Written by Barb Consiglio.
Ten years ago, after seeing a man in a wheelchair struggle to use weight machines at a gym, Ryan Eder designed fitness equipment that worked for everyone, regardless of size, age or ability. His idea won Gold, Best in Show and People’s Choice accolades in the Industrial Designers Society of America’s International Design Excellence Awards (IDEA) in 2007. Since then, Eder’s Cincinnati-based company, Include Fitness, has completely revamped its offering and added an intuitive cloud-based platform to help people deliver care more effectively and efficiently.
Include Fitness’ new digital health platform was honored by IDEA once again in 2016, this time with Gold, Best in Show and Design for Equality Awards. Each year, about 1,700 entries from more than 30 countries are considered for the awards. Companies such as Apple, Nike and Tesla have won in previous years, but Include Fitness is the first company to ever rise above the competition twice.
“I developed the original concept when I was a senior at the University of Cincinnati,” said Eder. “So to see the past ten years of hard work recognized again with this prestigious award, it validates what we’ve been focused on for the past decade, and helps us to know we’re growing in the right direction.
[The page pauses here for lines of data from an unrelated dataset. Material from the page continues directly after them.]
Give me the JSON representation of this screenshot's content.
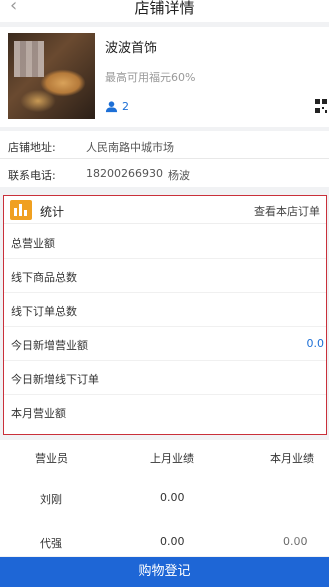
{
  "nav": {
    "title": "店铺详情"
  },
  "shop": {
    "name": "波波首饰",
    "subtitle": "最高可用福元60%",
    "user_count": "2"
  },
  "info": {
    "address_label": "店铺地址:",
    "address_value": "人民南路中城市场",
    "phone_label": "联系电话:",
    "phone_value": "18200266930",
    "contact_name": "杨波"
  },
  "stats": {
    "title": "统计",
    "link": "查看本店订单",
    "rows": [
      {
        "label": "总营业额",
        "value": ""
      },
      {
        "label": "线下商品总数",
        "value": ""
      },
      {
        "label": "线下订单总数",
        "value": ""
      },
      {
        "label": "今日新增营业额",
        "value": "0.0"
      },
      {
        "label": "今日新增线下订单",
        "value": ""
      },
      {
        "label": "本月营业额",
        "value": ""
      }
    ]
  },
  "table": {
    "headers": [
      "营业员",
      "上月业绩",
      "本月业绩"
    ],
    "rows": [
      [
        "刘刚",
        "0.00",
        ""
      ],
      [
        "代强",
        "0.00",
        "0.00"
      ]
    ]
  },
  "footer": {
    "label": "购物登记"
  }
}
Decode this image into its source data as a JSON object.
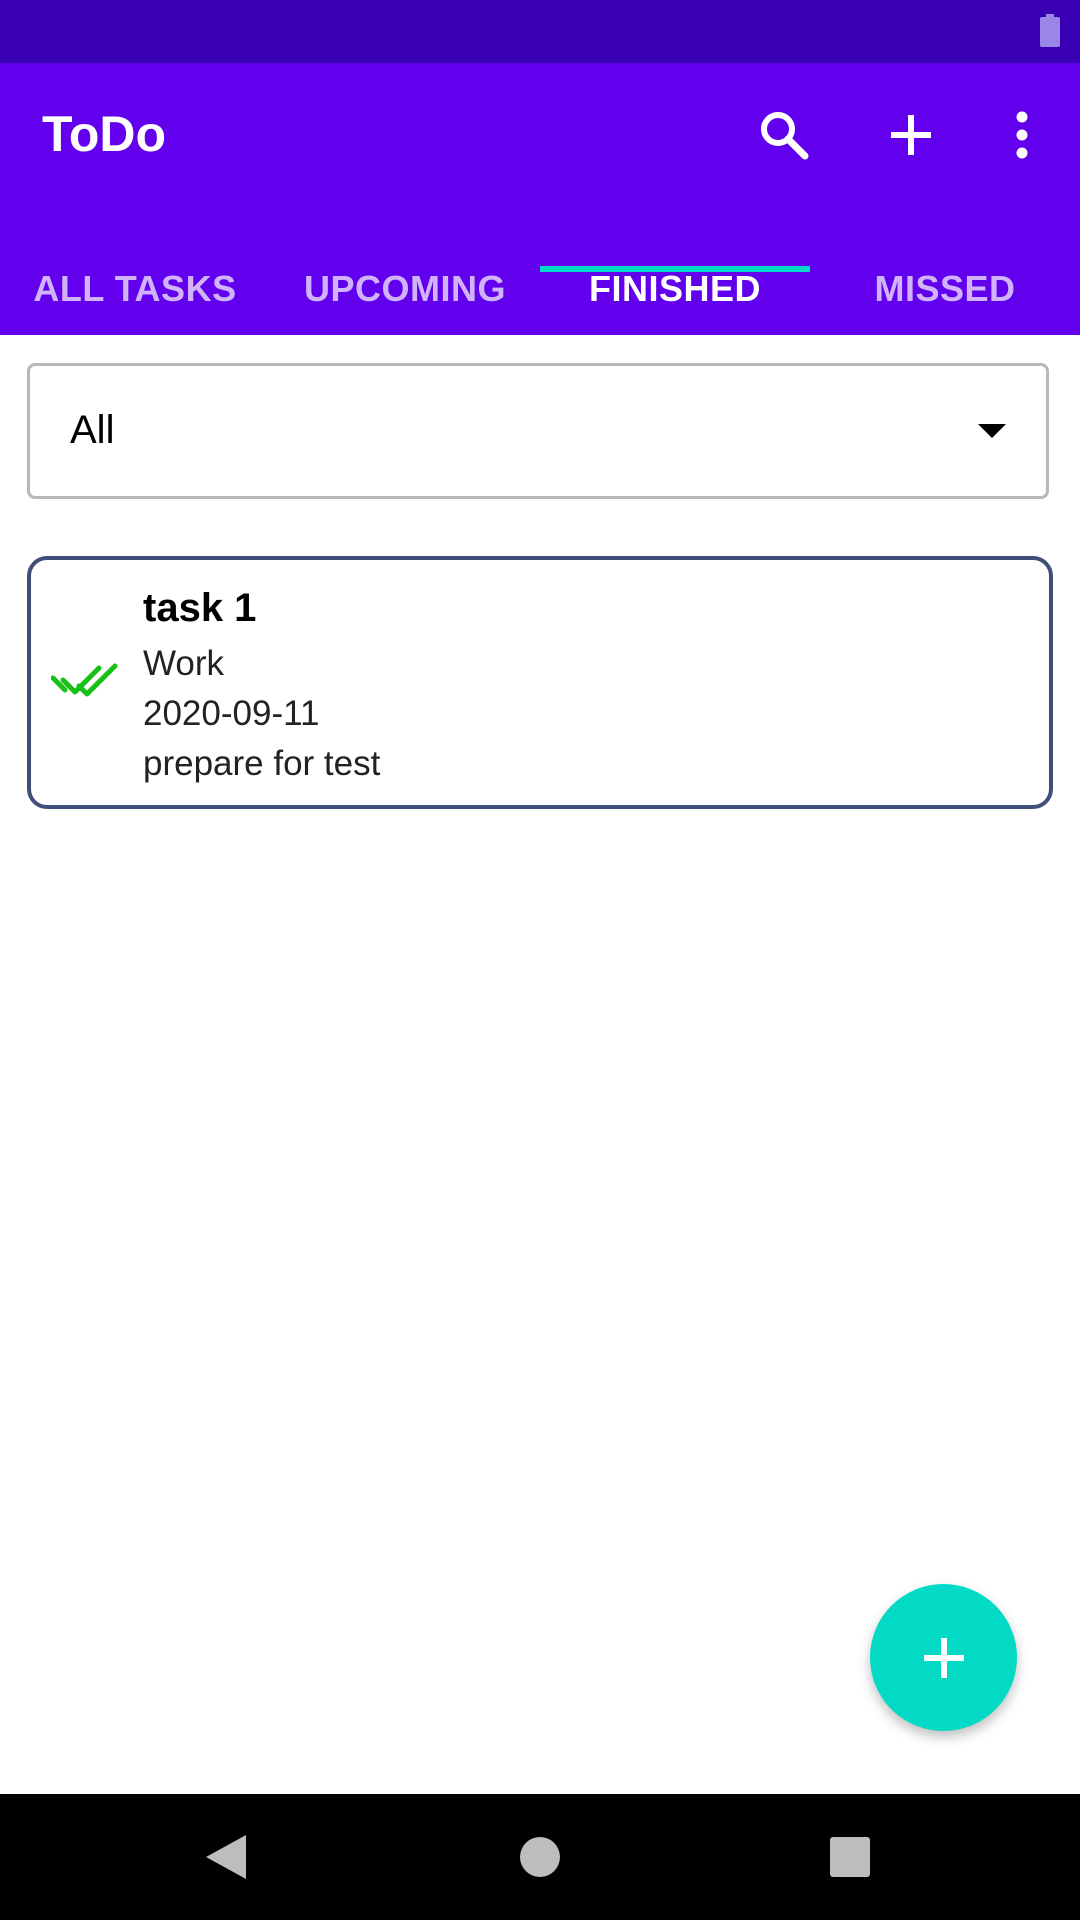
{
  "app": {
    "title": "ToDo"
  },
  "toolbar": {
    "search_icon": "search-icon",
    "add_icon": "plus-icon",
    "menu_icon": "more-vert-icon"
  },
  "tabs": [
    {
      "label": "ALL TASKS",
      "active": false
    },
    {
      "label": "UPCOMING",
      "active": false
    },
    {
      "label": "FINISHED",
      "active": true
    },
    {
      "label": "MISSED",
      "active": false
    }
  ],
  "filter": {
    "selected": "All"
  },
  "tasks": [
    {
      "title": "task 1",
      "category": "Work",
      "date": "2020-09-11",
      "description": "prepare for test",
      "status_icon": "double-check-icon"
    }
  ],
  "fab": {
    "icon": "plus-icon"
  },
  "colors": {
    "status_bar": "#3a00b3",
    "app_bar": "#6200ee",
    "accent": "#03dac5",
    "check": "#18c018",
    "card_border": "#3f4f7a"
  }
}
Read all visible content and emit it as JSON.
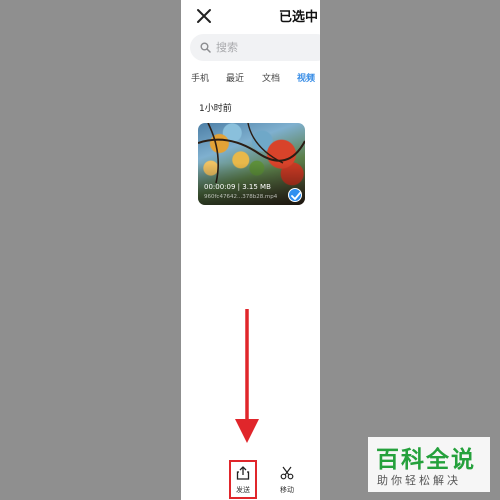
{
  "header": {
    "title": "已选中"
  },
  "search": {
    "placeholder": "搜索"
  },
  "tabs": [
    {
      "label": "手机"
    },
    {
      "label": "最近"
    },
    {
      "label": "文档"
    },
    {
      "label": "视频",
      "active": true
    }
  ],
  "section": {
    "label": "1小时前"
  },
  "video": {
    "meta": "00:00:09 | 3.15 MB",
    "filename": "960fc47642...378b28.mp4",
    "selected": true
  },
  "bottom_bar": {
    "send_label": "发送",
    "move_label": "移动"
  },
  "watermark": {
    "title": "百科全说",
    "subtitle": "助你轻松解决"
  },
  "colors": {
    "accent": "#3a8ee6",
    "check": "#2f8ff0",
    "annotation": "#e0262b",
    "watermark": "#25a13c"
  }
}
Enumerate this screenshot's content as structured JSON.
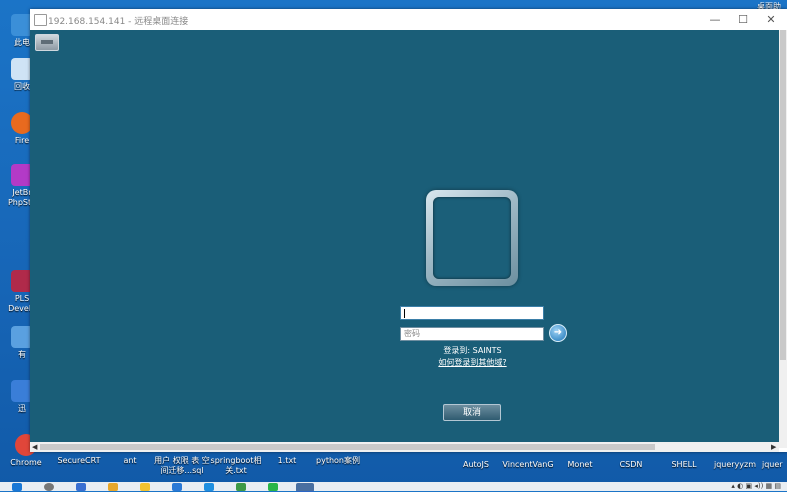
{
  "window": {
    "title": "192.168.154.141 - 远程桌面连接",
    "minimize": "—",
    "maximize": "☐",
    "close": "✕"
  },
  "login": {
    "username_value": "",
    "password_placeholder": "密码",
    "logon_to": "登录到: SAINTS",
    "other_domain_link": "如何登录到其他域?",
    "cancel": "取消",
    "go_glyph": "➜"
  },
  "desktop_left_icons": [
    {
      "label": "此电",
      "color": "#3b8fd8"
    },
    {
      "label": "回收",
      "color": "#cfe3f5"
    },
    {
      "label": "Fire",
      "color": "#e86a1f"
    },
    {
      "label": "JetBr PhpSto",
      "color": "#b33ac7"
    },
    {
      "label": "PLS Develo",
      "color": "#b02a4a"
    },
    {
      "label": "有",
      "color": "#5aa0e0"
    },
    {
      "label": "迅",
      "color": "#3a7ed8"
    },
    {
      "label": "Chrome",
      "color": "#e0463a"
    }
  ],
  "desktop_bottom_labels": [
    "SecureCRT",
    "ant",
    "用户 权限 表 空间迁移...sql",
    "springboot相 关.txt",
    "1.txt",
    "python案例",
    "AutoJS",
    "VincentVanG",
    "Monet",
    "CSDN",
    "SHELL",
    "jqueryyzm",
    "jquer"
  ],
  "desktop_right_label": "桌面助手",
  "colors": {
    "session_bg": "#1a5e78",
    "desktop_bg": "#1766b7"
  }
}
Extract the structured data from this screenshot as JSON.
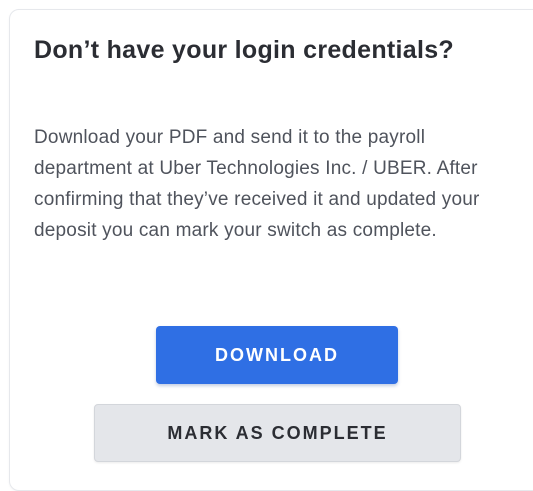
{
  "card": {
    "title": "Don’t have your login credentials?",
    "description": "Download your PDF and send it to the payroll department at Uber Technologies Inc. / UBER. After confirming that they’ve received it and updated your deposit you can mark your switch as complete."
  },
  "actions": {
    "download_label": "DOWNLOAD",
    "mark_complete_label": "MARK AS COMPLETE"
  },
  "colors": {
    "primary": "#2f6fe4",
    "secondary_bg": "#e4e6ea",
    "title_text": "#2b2d33",
    "body_text": "#4f535c"
  }
}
The underlying goal is the same, but we’ve changed virtually everything about our product.”
Include Fitness’ new strength training machine, The Access Strength, features electric dials to select weight, along with dexterity-free handles for adjustment areas such as seat position to adapt the equipment to any user. The Access Strength is designed to work with The IFCloud, a platform that keeps track of exercises, results, workouts and progress that can be accessed on any computer or tablet. This is especially helpful for rehab or physical therapy patients who often work with several entities, such as hospitals, outpatient facilities and community centers. Patients can use The Access Strength in any facility, and their data will upload to their IFCloud account for seamless collaboration.
“Patients often leave the hospital with photocopied illustrations of a few exercises and have no further guidance when working to heal and get stronger,” said Eder. “The IFCloud goes with them to any location that has our equipment, like a physical therapist’s office or a YMCA. They continually build on their progress and can see charts and data that tell them exactly how they’re doing at any point.”
Include Fitness also uses the data from patients’ IFCloud accounts to drive efficiencies in the outpatient process and lower healthcare costs. It shows what is working well for certain demographics, facilities and collaborating healthcare organizations. The results are communicated to Include Fitness customers to help them improve operations.
When Eder developed the idea for Include Fitness as a student at UC, he was awarded a grant from CincyTech, a southwest Ohio partner of Ohio Third Frontier. Eder worked with the network of entrepreneurs at CincyTech, Linkage, Accelerant and the Ohio Tech Angels who helped him take the company from an idea on paper to where it is today. Include Fitness will begin shipping its revamped offering, The IF Platform, to customers in 2017.
“Organizations in Ohio believed in my vision when I still needed help developing a business plan,” said Eder. “Now I have the opportunity to speak with people whose lives have been changed by our platform, and that’s what drives me forward.”